Depression is weird because sometimes you know you feel depressed and sometimes you don’t. When you don’t, you wonder whether you really are and just don’t realize it. When you do, you don’t give a big rip, about that or much of anything else, like brushing your teeth or combing your hair. Why did I pick such a joyful subject?To remember, I guess.
There are a lot of definitions of depression. I’ve heard that it’s the time when you feel like you have no control. I’ve heard that if you take a step in any direction you can relieve it. I believe that could be crap because depressed people are not likely to take steps without help, chemical or counseling, or both. If the help is chemical, get ready, you’re on it for at least six months. You may not want to be, but you may find when all is said and done, that you needed to be.

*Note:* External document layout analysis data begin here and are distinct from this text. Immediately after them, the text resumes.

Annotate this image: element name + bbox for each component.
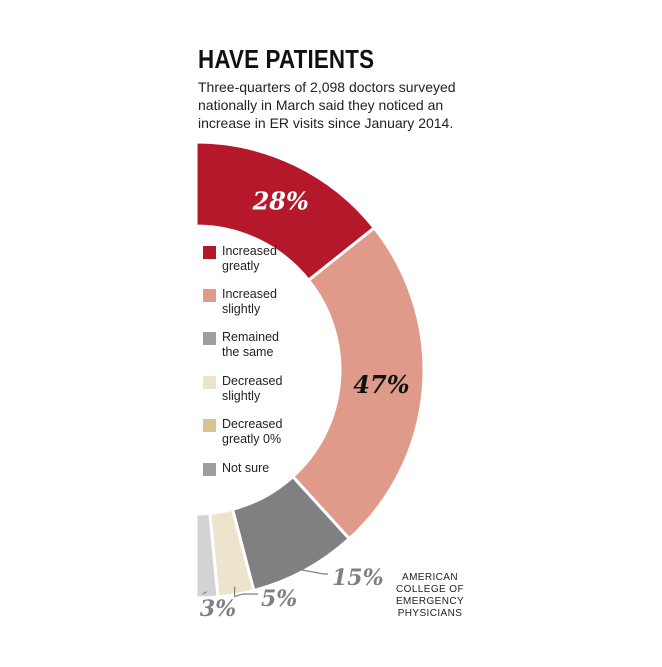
leader-line-remained-the-same — [299, 561, 328, 575]
data-label-remained-the-same: 15% — [332, 565, 384, 591]
slice-not-sure — [194, 511, 220, 600]
legend-item-remained-the-same: Remained the same — [203, 330, 313, 374]
legend-swatch-increased-greatly — [203, 246, 216, 259]
legend-label-decreased-greatly: Decreased greatly 0% — [222, 417, 283, 446]
legend-swatch-increased-slightly — [203, 289, 216, 302]
legend-item-increased-greatly: Increased greatly — [203, 244, 313, 287]
legend-swatch-decreased-greatly — [203, 419, 216, 432]
legend-label-increased-slightly: Increased slightly — [222, 287, 277, 316]
legend-item-not-sure: Not sure — [203, 461, 313, 481]
slice-increased-slightly — [290, 225, 426, 541]
legend-label-not-sure: Not sure — [222, 461, 270, 475]
data-label-not-sure: 3% — [200, 596, 236, 622]
chart-subtitle: Three-quarters of 2,098 doctors surveyed… — [198, 79, 456, 131]
legend-item-decreased-slightly: Decreased slightly — [203, 374, 313, 417]
data-label-decreased-slightly: 5% — [261, 586, 297, 612]
legend-label-increased-greatly: Increased greatly — [222, 244, 277, 273]
source-credit: AMERICAN COLLEGE OF EMERGENCY PHYSICIANS — [395, 572, 465, 619]
legend-swatch-decreased-slightly — [203, 376, 216, 389]
chart-legend: Increased greatly Increased slightly Rem… — [203, 244, 313, 481]
legend-item-decreased-greatly: Decreased greatly 0% — [203, 417, 313, 461]
data-label-increased-slightly: 47% — [353, 370, 409, 399]
legend-item-increased-slightly: Increased slightly — [203, 287, 313, 330]
leader-line-decreased-slightly — [233, 586, 258, 598]
legend-label-decreased-slightly: Decreased slightly — [222, 374, 283, 403]
legend-label-remained-the-same: Remained the same — [222, 330, 279, 359]
legend-swatch-not-sure — [203, 463, 216, 476]
chart-title: HAVE PATIENTS — [198, 44, 375, 74]
leader-line-not-sure — [202, 591, 207, 595]
legend-swatch-remained-the-same — [203, 332, 216, 345]
data-label-increased-greatly: 28% — [252, 186, 309, 215]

Once a depressed person accepts help, they’re back towondering whether their depression is over, or just masked. It’s a bit of a Catch 22. However, it isn’t insurmountable. Prayer and the Psalms are as important as chemistry and counseling, maybe more. Writing a psalm in your own words allowsyou and God to think over your circumstances. Prayer before that may not even happen, but after the writing the depressed person has an inkling of what the issues are, and therefore what to talk to God about. Once God directs, you can begin to crawl out of the pit however He indicates. That is what I know so far. Sorry about the words that run together. My computer is nuts. It’s not me, honest.
2 thoughts on “Depression”
One of my many faults is that I don’t know how to relate to people who get depressed. My dad told me, “You hear people talk about having a bad day? I’ve never had a bad day.” I’m not as consistently upbeat as he was, but I don’t think I’ve ever felt depressed.
Dave, I think the way to relate to a close friend who is depressed is to to listen and reflect. But mostly listen. My feeling is that depression is on a scale, like autism. When the numbers are low, we can overcome it, and probably not even call it depression. But when life stacks negative stuff or tragedies in a short time span, and we begin to question whether we even know what we know, then the numbers are higher. However, we still may not identify it as depression unless a medical person happens to catch us at the right time. Thanks for your comment. Helped me think depression through a little more.